Tout part d’un pari. Deux policiers se lancent un défi : la jeune recrue ira en voiture là où le vieux briscard se déplacera à cheval, et en plus, il arrivera avant lui. S’ensuit une course à travers champs et autres obstacles naturels. Le tout sous l’œil attentif et curieux d’une romancière en quête d’inspiration (Nell Shipman).
Mais cette course ne nous intéresse pas. Nous allons suivre de notre côté les péripéties que va vivre une jeune femme (Nell Shipman) prisonnière d’une bande de ruffians menés par l’infâme Agrilla Gorgez (Merrill McCormick), réfugiés dans la Cuisine de l’Enfer (Hell’s Kitchen).
Mais Bill Baxter (Bert van Tuyle) veille et à l’aide de sa voiture, va retrouver la jeune femme et échapper aux bandits.
Vous l’avez bien deviné (enfin j’espère), c’est la romancière du début qui imagine cette course poursuite folle : à travers un paysage franchement inamical, la voiture va poursuivre les bandits et être ensuite poursuivie par ces mêmes bandits dans un décor accidenté qu’elle va réussir à franchir et sauver ses deux occupants. Bref, une magnifique publicité pour cette voiture qui en voit de toutes les couleurs (même si le film est en noir et blanc !).
Il s’agit ici du premier film de Nell Shipman en tant que réalisatrice, associée avec Bert van Tuyle qui était alors son compagnon et avec qui elle va traverser la première moitié des années 1920s. Non seulement ils ont codirigé le film, mais ils en ont écrit l’histoire et la belle Nell a en plus assuré la production.
Résultat : un western moderne, pour 1920 comme cent ans après. En effet, l’utilisation de la voiture comme tout terrain ancre définitivement l’intrigue dans le vingtième siècle, et le rôle interprété par Nell Shipman va à contre courant de ce qui était alors proposé aux jeunes femmes dans les westerns de cette époque : malgré ses allures de frêle jeune fille, elle a une grande force de caractère et sait faire beaucoup de choses qu’on n’attendait pas alors : elle conduit une voiture- tout-terrain avec autant de brio que son partenaire et surtout elle sait tirer au revolver – et au pistolet (1) – avec justesse, descendant un méchant qui est à leurs trousses.

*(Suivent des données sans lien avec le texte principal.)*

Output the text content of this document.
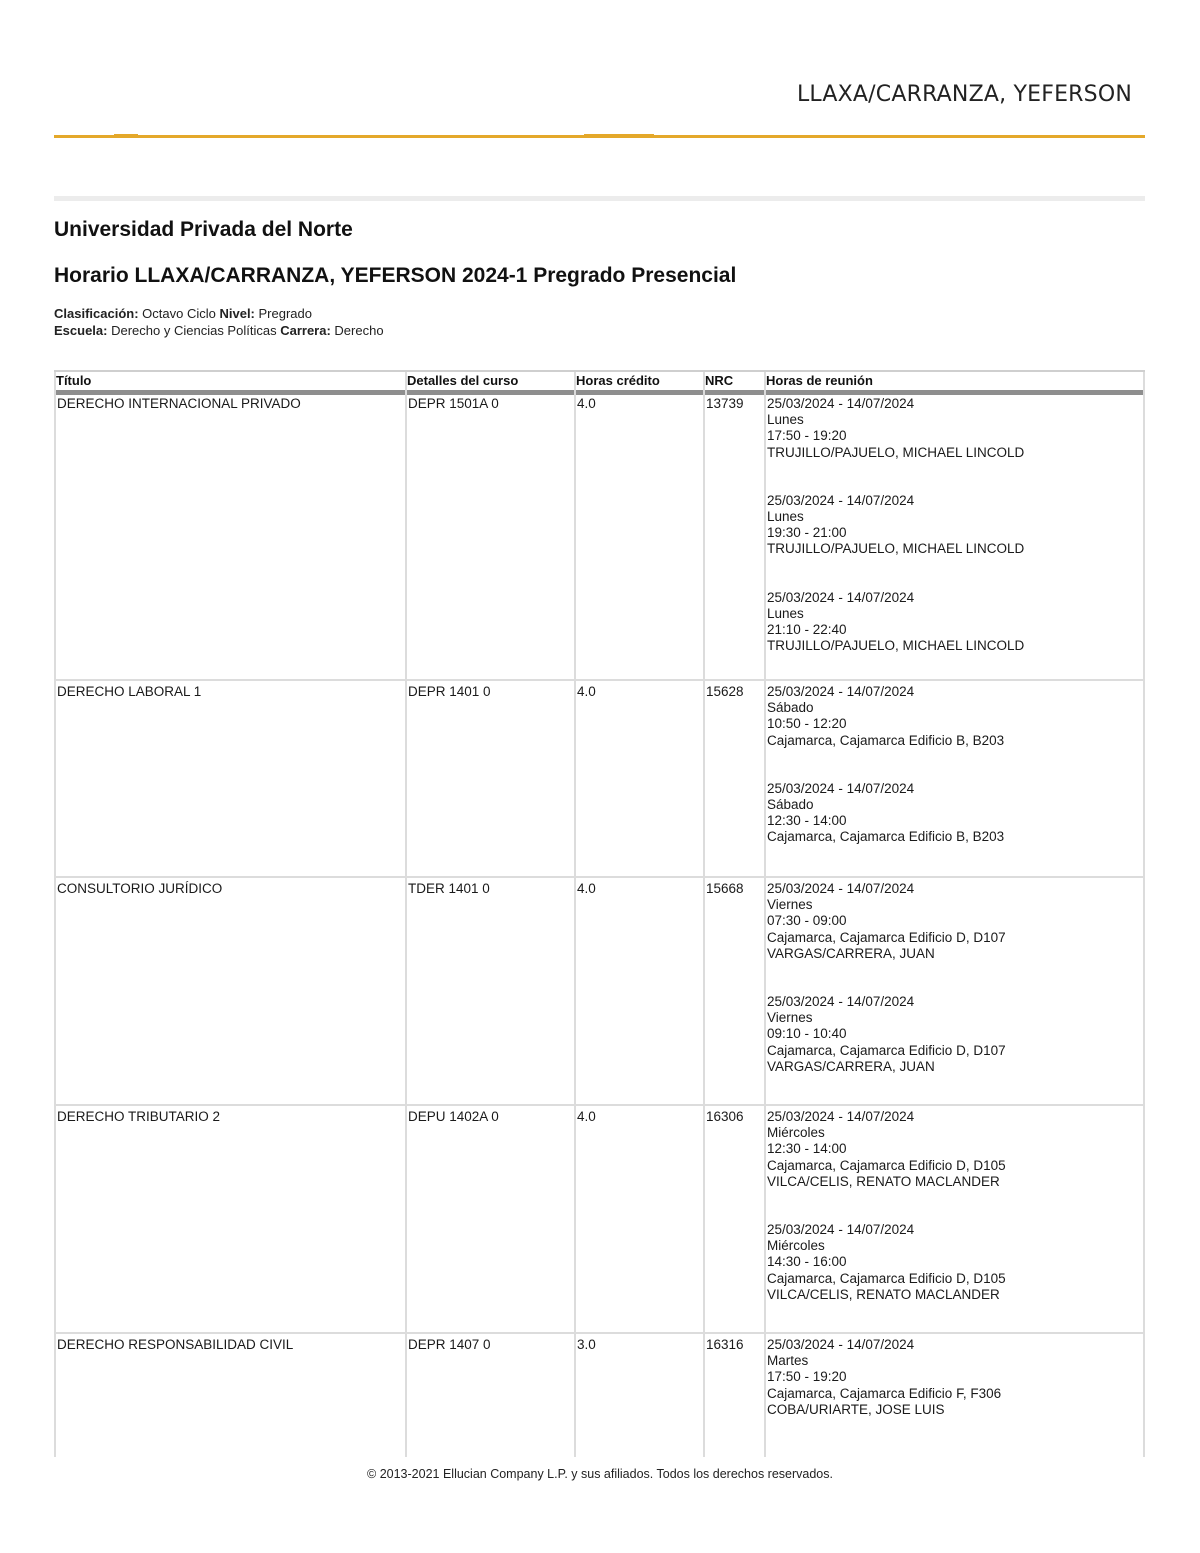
LLAXA/CARRANZA, YEFERSON
Universidad Privada del Norte
Horario LLAXA/CARRANZA, YEFERSON 2024-1 Pregrado Presencial
Clasificación: Octavo Ciclo Nivel: Pregrado
Escuela: Derecho y Ciencias Políticas Carrera: Derecho
Título	Detalles del curso	Horas crédito	NRC	Horas de reunión
DERECHO INTERNACIONAL PRIVADO	DEPR 1501A 0	4.0	13739 25/03/2024 - 14/07/2024
Lunes
17:50 - 19:20
TRUJILLO/PAJUELO, MICHAEL LINCOLD
25/03/2024 - 14/07/2024
Lunes
19:30 - 21:00
TRUJILLO/PAJUELO, MICHAEL LINCOLD
25/03/2024 - 14/07/2024
Lunes
21:10 - 22:40
TRUJILLO/PAJUELO, MICHAEL LINCOLD
DERECHO LABORAL 1	DEPR 1401 0	4.0	15628 25/03/2024 - 14/07/2024
Sábado
10:50 - 12:20
Cajamarca, Cajamarca Edificio B, B203
25/03/2024 - 14/07/2024
Sábado
12:30 - 14:00
Cajamarca, Cajamarca Edificio B, B203
CONSULTORIO JURÍDICO	TDER 1401 0	4.0	15668 25/03/2024 - 14/07/2024
Viernes
07:30 - 09:00
Cajamarca, Cajamarca Edificio D, D107
VARGAS/CARRERA, JUAN
25/03/2024 - 14/07/2024
Viernes
09:10 - 10:40
Cajamarca, Cajamarca Edificio D, D107
VARGAS/CARRERA, JUAN
DERECHO TRIBUTARIO 2	DEPU 1402A 0	4.0	16306 25/03/2024 - 14/07/2024
Miércoles
12:30 - 14:00
Cajamarca, Cajamarca Edificio D, D105
VILCA/CELIS, RENATO MACLANDER
25/03/2024 - 14/07/2024
Miércoles
14:30 - 16:00
Cajamarca, Cajamarca Edificio D, D105
VILCA/CELIS, RENATO MACLANDER
DERECHO RESPONSABILIDAD CIVIL	DEPR 1407 0	3.0	16316 25/03/2024 - 14/07/2024
Martes
17:50 - 19:20
Cajamarca, Cajamarca Edificio F, F306
COBA/URIARTE, JOSE LUIS
© 2013-2021 Ellucian Company L.P. y sus afiliados. Todos los derechos reservados.
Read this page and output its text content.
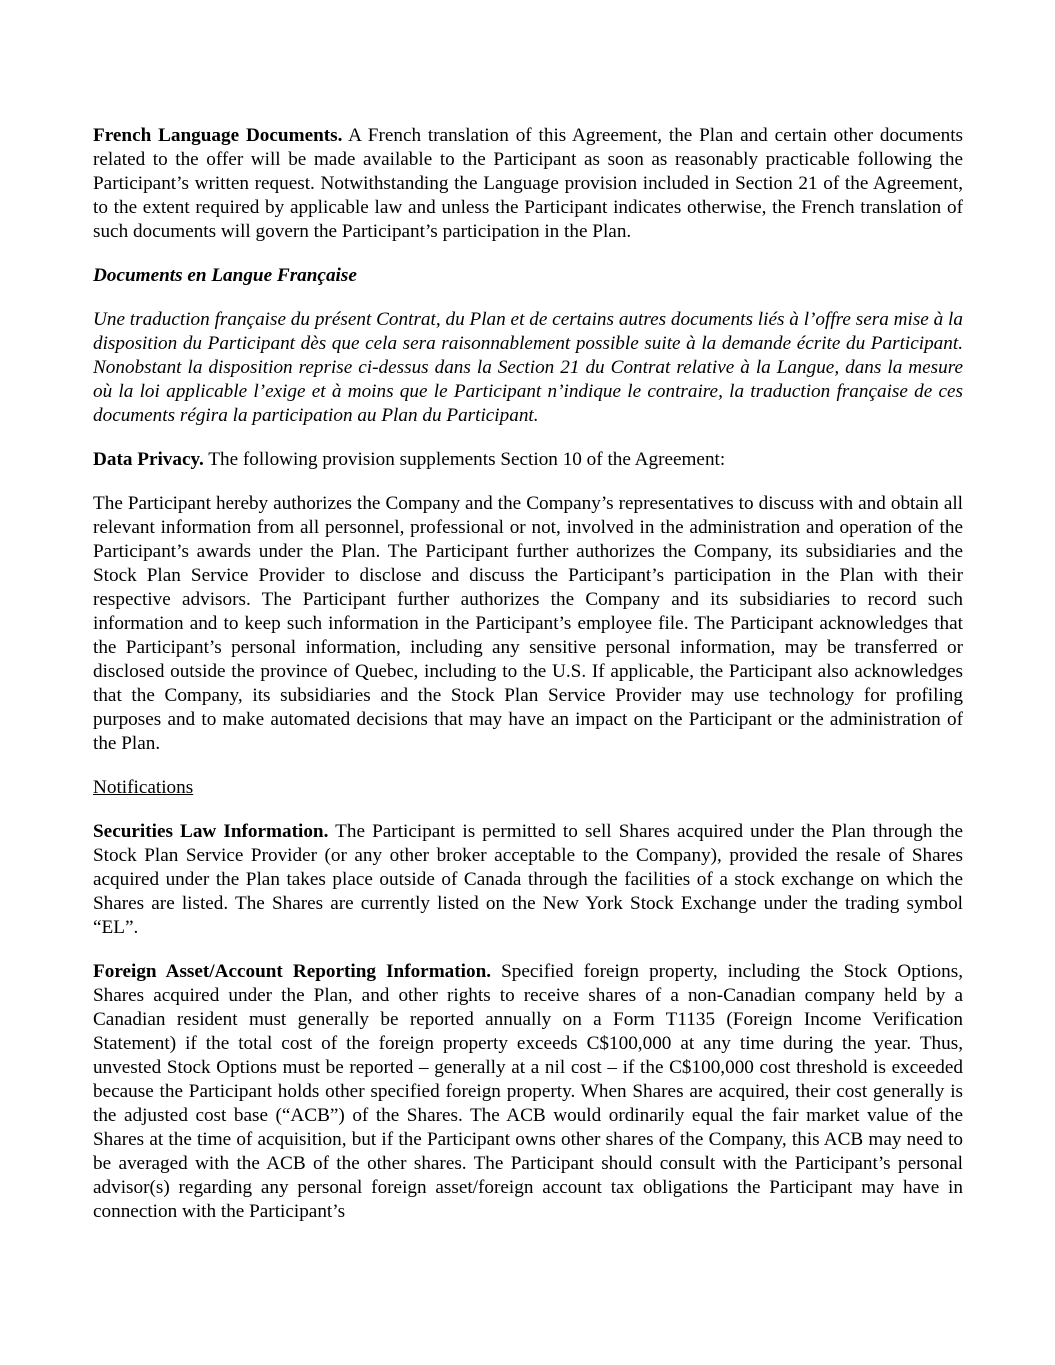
French Language Documents. A French translation of this Agreement, the Plan and certain other documents related to the offer will be made available to the Participant as soon as reasonably practicable following the Participant’s written request. Notwithstanding the Language provision included in Section 21 of the Agreement, to the extent required by applicable law and unless the Participant indicates otherwise, the French translation of such documents will govern the Participant’s participation in the Plan.

Documents en Langue Française

Une traduction française du présent Contrat, du Plan et de certains autres documents liés à l’offre sera mise à la disposition du Participant dès que cela sera raisonnablement possible suite à la demande écrite du Participant. Nonobstant la disposition reprise ci-dessus dans la Section 21 du Contrat relative à la Langue, dans la mesure où la loi applicable l’exige et à moins que le Participant n’indique le contraire, la traduction française de ces documents régira la participation au Plan du Participant.

Data Privacy. The following provision supplements Section 10 of the Agreement:

The Participant hereby authorizes the Company and the Company’s representatives to discuss with and obtain all relevant information from all personnel, professional or not, involved in the administration and operation of the Participant’s awards under the Plan. The Participant further authorizes the Company, its subsidiaries and the Stock Plan Service Provider to disclose and discuss the Participant’s participation in the Plan with their respective advisors. The Participant further authorizes the Company and its subsidiaries to record such information and to keep such information in the Participant’s employee file. The Participant acknowledges that the Participant’s personal information, including any sensitive personal information, may be transferred or disclosed outside the province of Quebec, including to the U.S. If applicable, the Participant also acknowledges that the Company, its subsidiaries and the Stock Plan Service Provider may use technology for profiling purposes and to make automated decisions that may have an impact on the Participant or the administration of the Plan.

Notifications

Securities Law Information. The Participant is permitted to sell Shares acquired under the Plan through the Stock Plan Service Provider (or any other broker acceptable to the Company), provided the resale of Shares acquired under the Plan takes place outside of Canada through the facilities of a stock exchange on which the Shares are listed. The Shares are currently listed on the New York Stock Exchange under the trading symbol “EL”.

Foreign Asset/Account Reporting Information. Specified foreign property, including the Stock Options, Shares acquired under the Plan, and other rights to receive shares of a non-Canadian company held by a Canadian resident must generally be reported annually on a Form T1135 (Foreign Income Verification Statement) if the total cost of the foreign property exceeds C$100,000 at any time during the year. Thus, unvested Stock Options must be reported – generally at a nil cost – if the C$100,000 cost threshold is exceeded because the Participant holds other specified foreign property. When Shares are acquired, their cost generally is the adjusted cost base (“ACB”) of the Shares. The ACB would ordinarily equal the fair market value of the Shares at the time of acquisition, but if the Participant owns other shares of the Company, this ACB may need to be averaged with the ACB of the other shares. The Participant should consult with the Participant’s personal advisor(s) regarding any personal foreign asset/foreign account tax obligations the Participant may have in connection with the Participant’s
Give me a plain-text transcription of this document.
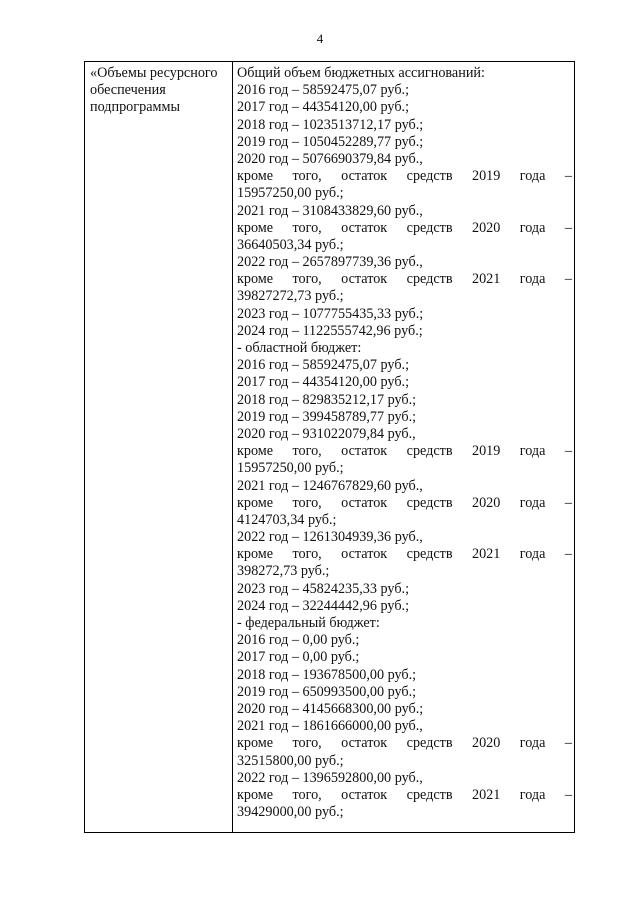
4
«Объемы ресурсного
обеспечения
подпрограммы
Общий объем бюджетных ассигнований:
2016 год – 58592475,07 руб.;
2017 год – 44354120,00 руб.;
2018 год – 1023513712,17 руб.;
2019 год – 1050452289,77 руб.;
2020 год – 5076690379,84 руб.,
кроме того, остаток средств 2019 года –
15957250,00 руб.;
2021 год – 3108433829,60 руб.,
кроме того, остаток средств 2020 года –
36640503,34 руб.;
2022 год – 2657897739,36 руб.,
кроме того, остаток средств 2021 года –
39827272,73 руб.;
2023 год – 1077755435,33 руб.;
2024 год – 1122555742,96 руб.;
- областной бюджет:
2016 год – 58592475,07 руб.;
2017 год – 44354120,00 руб.;
2018 год – 829835212,17 руб.;
2019 год – 399458789,77 руб.;
2020 год – 931022079,84 руб.,
кроме того, остаток средств 2019 года –
15957250,00 руб.;
2021 год – 1246767829,60 руб.,
кроме того, остаток средств 2020 года –
4124703,34 руб.;
2022 год – 1261304939,36 руб.,
кроме того, остаток средств 2021 года –
398272,73 руб.;
2023 год – 45824235,33 руб.;
2024 год – 32244442,96 руб.;
- федеральный бюджет:
2016 год – 0,00 руб.;
2017 год – 0,00 руб.;
2018 год – 193678500,00 руб.;
2019 год – 650993500,00 руб.;
2020 год – 4145668300,00 руб.;
2021 год – 1861666000,00 руб.,
кроме того, остаток средств 2020 года –
32515800,00 руб.;
2022 год – 1396592800,00 руб.,
кроме того, остаток средств 2021 года –
39429000,00 руб.;
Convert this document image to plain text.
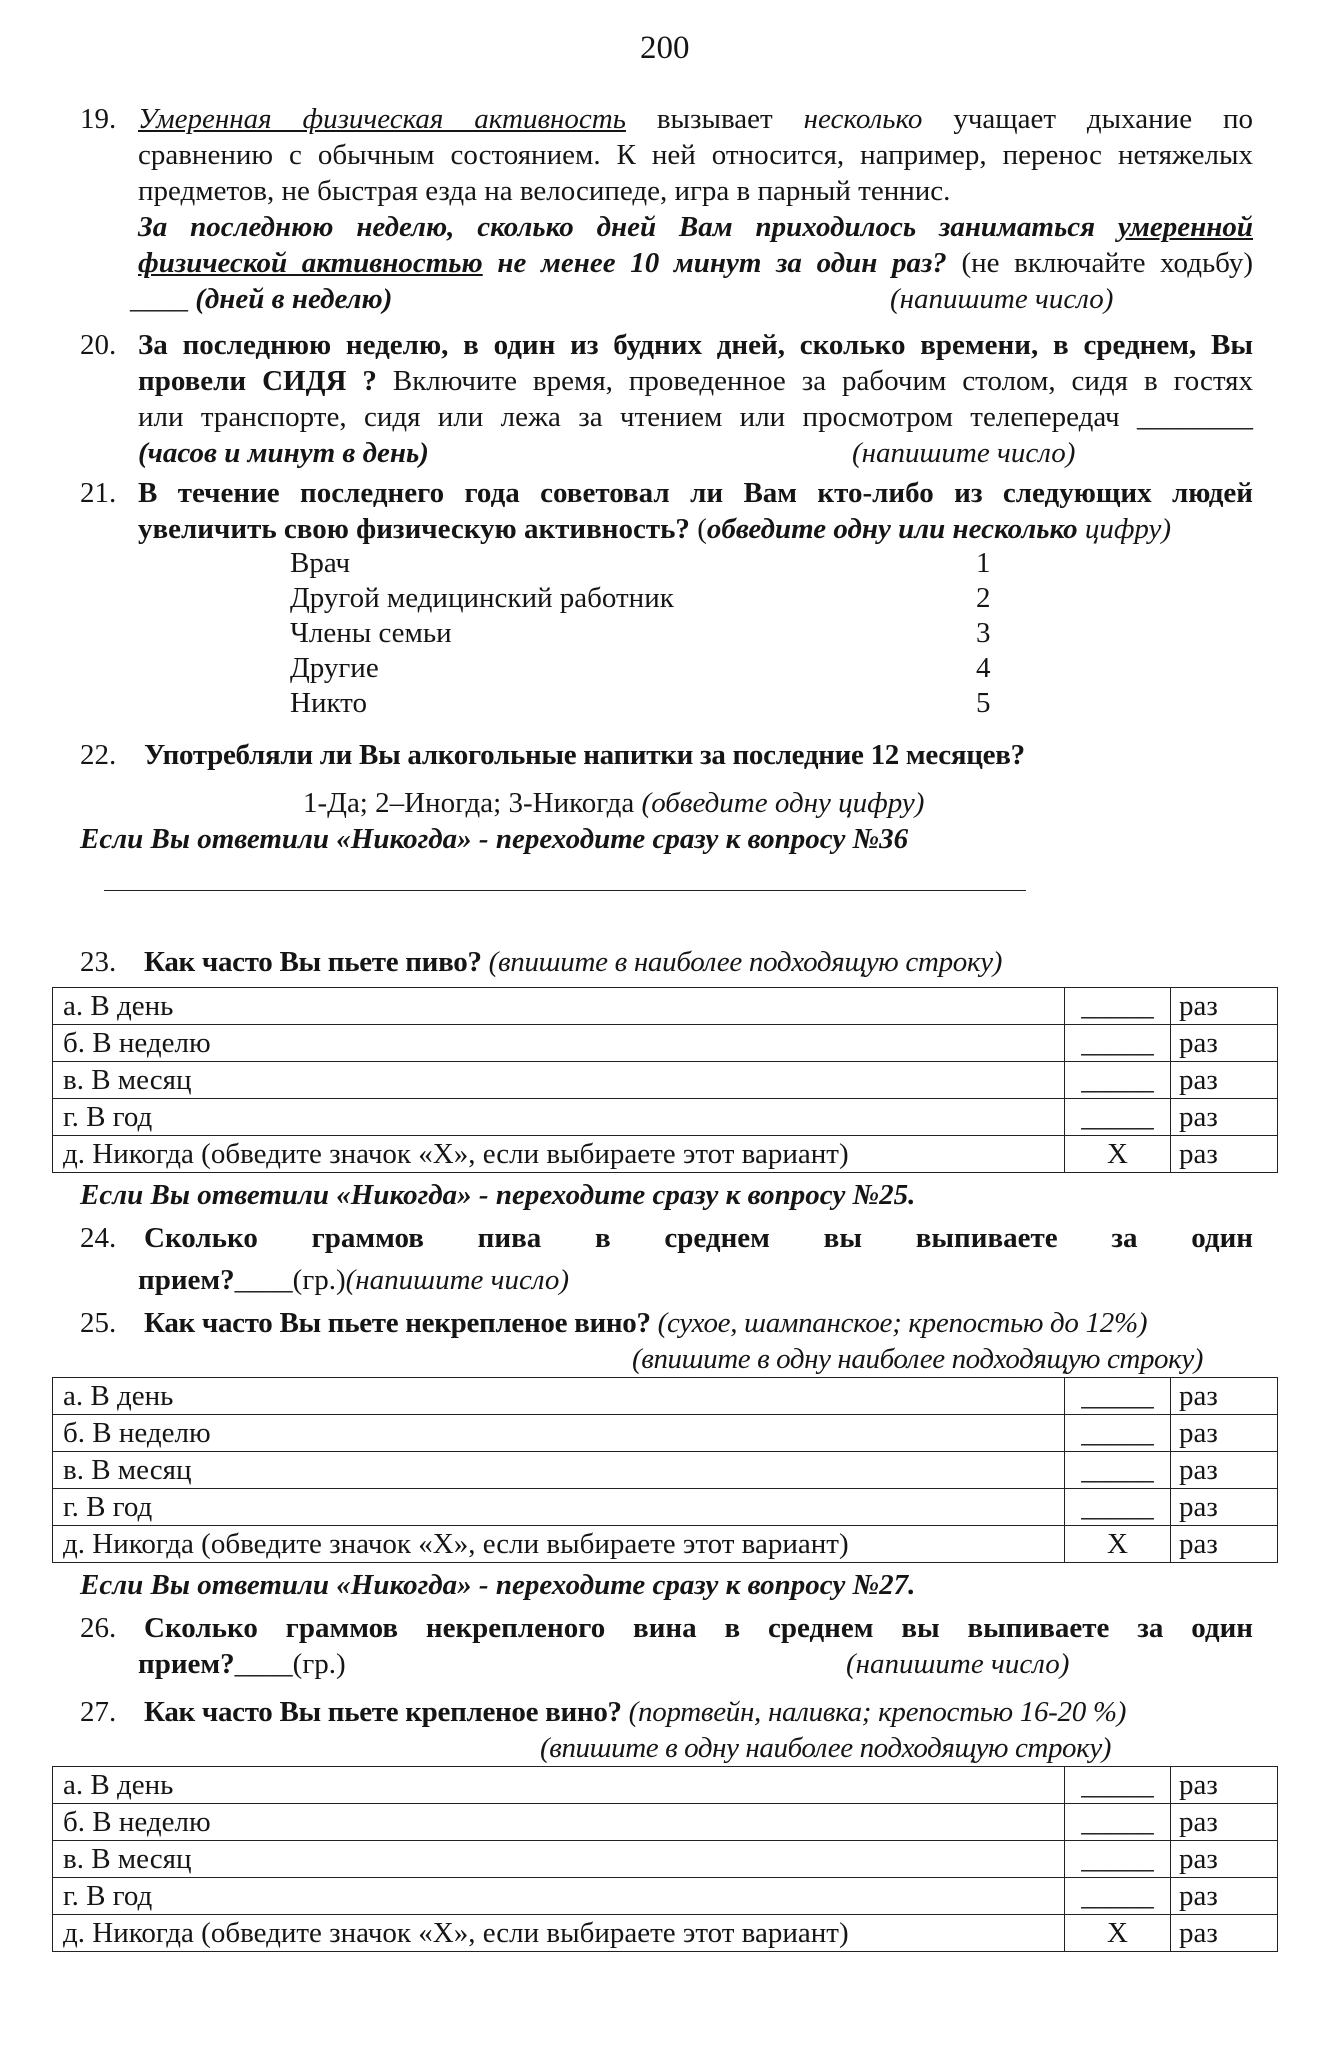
200
19. Умеренная физическая активность вызывает несколько учащает дыхание по
сравнению с обычным состоянием. К ней относится, например, перенос нетяжелых
предметов, не быстрая езда на велосипеде, игра в парный теннис.
За последнюю неделю, сколько дней Вам приходилось заниматься умеренной
физической активностью не менее 10 минут за один раз? (не включайте ходьбу)
____ (дней в неделю)	(напишите число)
20. За последнюю неделю, в один из будних дней, сколько времени, в среднем, Вы
провели СИДЯ ? Включите время, проведенное за рабочим столом, сидя в гостях
или транспорте, сидя или лежа за чтением или просмотром телепередач ________
(часов и минут в день)	(напишите число)
21. В течение последнего года советовал ли Вам кто-либо из следующих людей
увеличить свою физическую активность? (обведите одну или несколько цифру)
Врач	1
Другой медицинский работник	2
Члены семьи	3
Другие	4
Никто	5
22. Употребляли ли Вы алкогольные напитки за последние 12 месяцев?
1-Да; 2–Иногда; 3-Никогда (обведите одну цифру)
Если Вы ответили «Никогда» - переходите сразу к вопросу №36
23. Как часто Вы пьете пиво? (впишите в наиболее подходящую строку)
а. В день	_____	раз
б. В неделю	_____	раз
в. В месяц	_____	раз
г. В год	_____	раз
д. Никогда (обведите значок «Х», если выбираете этот вариант)	Х	раз
Если Вы ответили «Никогда» - переходите сразу к вопросу №25.
24. Сколько граммов пива в среднем вы выпиваете за один
прием?____(гр.)(напишите число)
25. Как часто Вы пьете некрепленое вино? (сухое, шампанское; крепостью до 12%)
(впишите в одну наиболее подходящую строку)
а. В день	_____	раз
б. В неделю	_____	раз
в. В месяц	_____	раз
г. В год	_____	раз
д. Никогда (обведите значок «Х», если выбираете этот вариант)	Х	раз
Если Вы ответили «Никогда» - переходите сразу к вопросу №27.
26. Сколько граммов некрепленого вина в среднем вы выпиваете за один
прием?____(гр.)	(напишите число)
27. Как часто Вы пьете крепленое вино? (портвейн, наливка; крепостью 16-20 %)
(впишите в одну наиболее подходящую строку)
а. В день	_____	раз
б. В неделю	_____	раз
в. В месяц	_____	раз
г. В год	_____	раз
д. Никогда (обведите значок «Х», если выбираете этот вариант)	Х	раз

Mais cette histoire de poursuite en voiture (de chaque côté : poursuivante et poursuivie) a ses limites et surtout une de taille : on se lasse. Une fois la voiture arrivée à Hell’s Kitchen, on se prépare à une résolution classique avec échanges de coups de feu et méchant tué mais non : la poursuite recommence avec les bandits – à cheval – qui courent après la voiture conduite alternativement par les deux héros. Et même quand on arrive à un cul-de-sac, une autre issue est révélée par le soleil naissant, relançant cette inlassable (sauf pour nous) poursuite jusqu’à sa résolution attendue mais tout de même plutôt violente : la dernière image que nous avons de Gorgez n’est pas des plus subtiles.
Au final, si la poursuite s’éternise un peu trop, on aura tout de même beaucoup de plaisir à retrouver Nell Shipman, une des rares femmes réalisatrices de Hollywood, dans un rôle qui ne se cantonne pas à de la figuration mais bel et bien une place au même niveau que son partenaire voire un peu plus : blessé, il s’en remet à elle qui va à la fin les sortir définitivement de cette situation on ne peut plus dangereuse.
- Si vous ne connaissez pas la différence entre les deux, je vous encourage à vous renseigner au plus vite.